In a big blow to Indian companies and thousands of individuals seeking H-1B visas in the US, the Trump administration has announced fresh restrictions to ensure only a limited number of people are given the visas to work in the country. The Department of Homeland Security on Tuesday issued a new order that narrows the definition of "specialty occupation" while closing the overboard definition that worked well for overseas companies doing business in the US.
To stop displacement of American employees and tighten the noose around companies taking advantage of loopholes in the existing h-1B visa system, the US government has made it mandatory for them to furnish additional documentations to prove they actually need the H-1B workers from overseas countries.
The US government has also given additional powers to the Department of Homeland Security to enhance onsite inspection and ensure compliance of the new norms by companies once H-1B requests are approved. The new rules could also lead to a change in minimum wage rule for H-1B visa workers in the US.
Key changes to H-1B Visa rules
- It narrows the definition of "specialty occupation" as Congress intended by closing the overbroad definition that allowed companies to game the system
- Require companies to make "real" offers to "real employees," by closing loopholes and preventing the displacement of the American worker
- Enhance DHS's ability to enforce compliance through worksite inspections and monitor compliance before, during, and after an H1-B petition is approved.
Experts suggest rising unemployment and contraction of the US economy in the wake of the pandemic triggered an embargo on the much-coveted non-immigrant visas including H-1B, H-2B, H-4, J, and L until the end of 2020. However, fresh restrictions pronounced by the Trump administration is a huge blow to Indian IT professionals eyeing the US job market.
"While cutting back H-1B visas for foreign skilled workers and tightening wage-based entry barriers appear to be a wise move for the protection of American workers, the restrictions are likely to send shivers across industry verticals and hamper competitiveness from a global perspective. It would be interesting to note how these restrictions would impact the people-to-people linkages and trade and economic cooperation, especially in technology and innovation sectors, that have formed the basis of the US-India partnership in the past few decades," said Sonam Chandwani, Managing Partner at KS Legal & Associates.

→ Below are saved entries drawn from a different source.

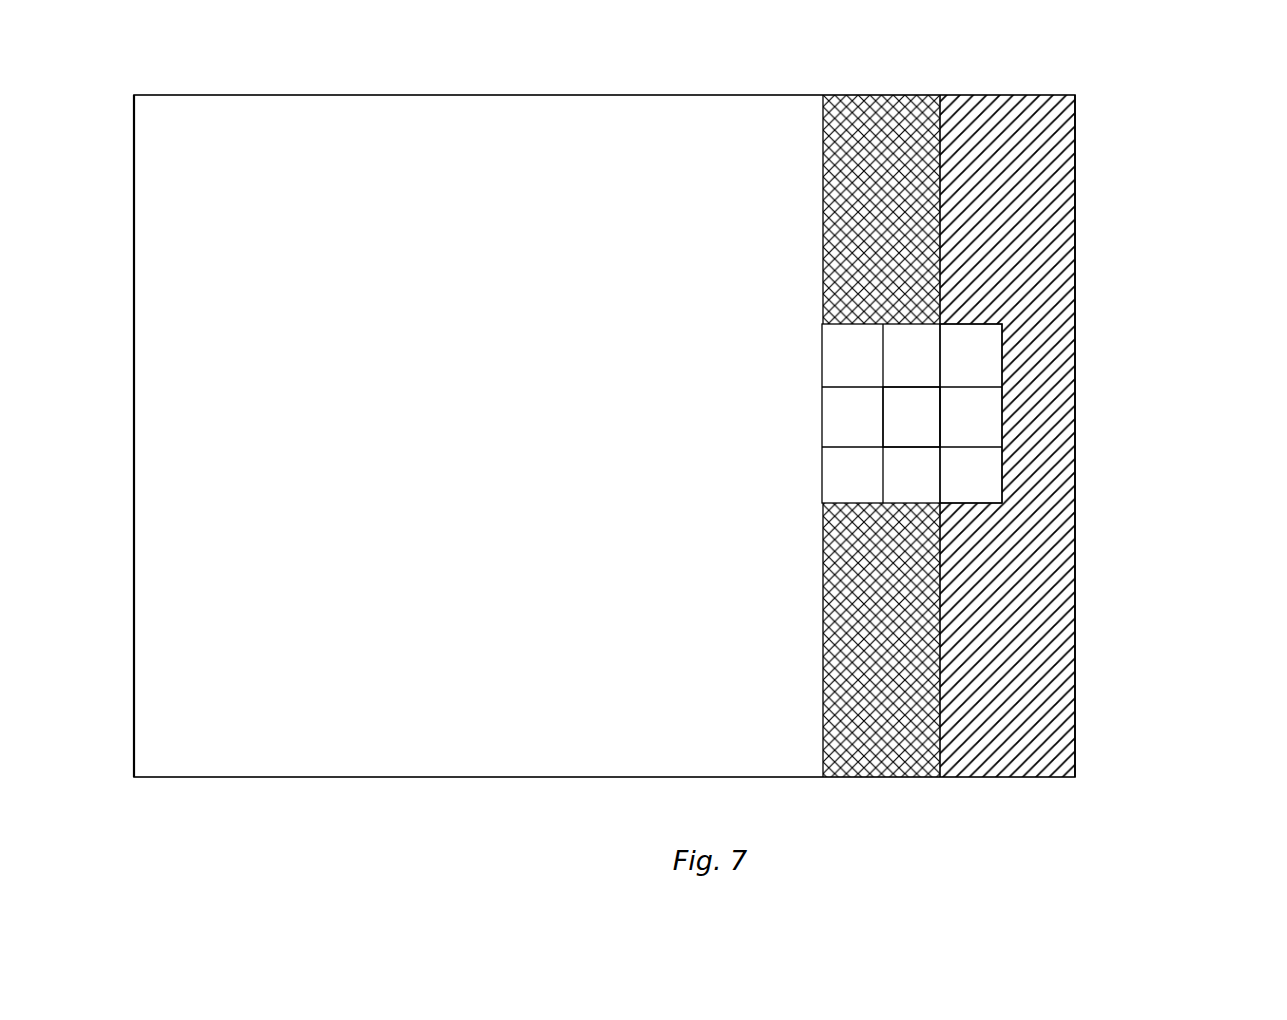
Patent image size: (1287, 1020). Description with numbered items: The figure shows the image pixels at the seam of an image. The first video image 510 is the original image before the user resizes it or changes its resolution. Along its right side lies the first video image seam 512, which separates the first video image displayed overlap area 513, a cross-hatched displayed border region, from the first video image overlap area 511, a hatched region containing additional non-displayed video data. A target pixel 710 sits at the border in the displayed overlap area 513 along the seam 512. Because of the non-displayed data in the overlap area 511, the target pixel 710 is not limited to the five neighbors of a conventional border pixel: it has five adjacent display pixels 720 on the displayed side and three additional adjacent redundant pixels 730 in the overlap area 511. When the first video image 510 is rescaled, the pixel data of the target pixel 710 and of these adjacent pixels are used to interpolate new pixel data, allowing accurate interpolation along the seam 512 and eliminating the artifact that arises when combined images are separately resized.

The first video image 510 is at (604, 436).
The first video image overlap area 511 is at (1075, 645).
The first video image seam 512 is at (938, 97).
The first video image displayed overlap area 513 is at (838, 582).
The target pixel 710 is at (898, 418).
The adjacent display pixels 720 is at (845, 492).
The adjacent redundant pixels 730 is at (975, 477).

The H1B visa is a non-immigrant visa that allows US companies to employ foreign workers in speciality occupations that require theoretical or technical expertise. The technology companies depend on it to hire tens of thousands of employees each year from countries like India and China. According to the Department of Homeland Security, the interim final rule to be published in the Federal Register will be effective in 60 days.
The new rules would shatter the American dreams of hundreds of Indian IT professionals. In June, too, US President Donald Trump had decided to temporarily freeze the entry of H-1B visa holders in the country, thereby affecting the plans of several Indian companies working in the US.
Issuing a presidential proclamation, the Trump administration had restricted those entering the US on H-1B visas, L visas, J visas, and H-2B seasonal worker visas from June 24 to December 31. Popular work visas such as H-1B and L1 are routinely used by Indian IT firms to send their employees to work on client sites in the US. The new changes proposed on Tuesday will make it more difficult for Indians to work in the US.
The move will likely affect Indian IT companies such as Infosys, Wipro, TCS and HCL Technologies, among others as Indian nationals comprise nearly 70% of the 85,000 H1-B visas granted to foreign workers by the US government every year. TCS and Infosys' exposure to H-1B visas is at 40-50 per cent, while Wipro and HCL Tech's at 30-35 percent. As per the Department of Homeland Security, the new rules are aimed at ensuring the companies employing H-1B workers don't worsen the economic damage done to the US economy by coronavirus.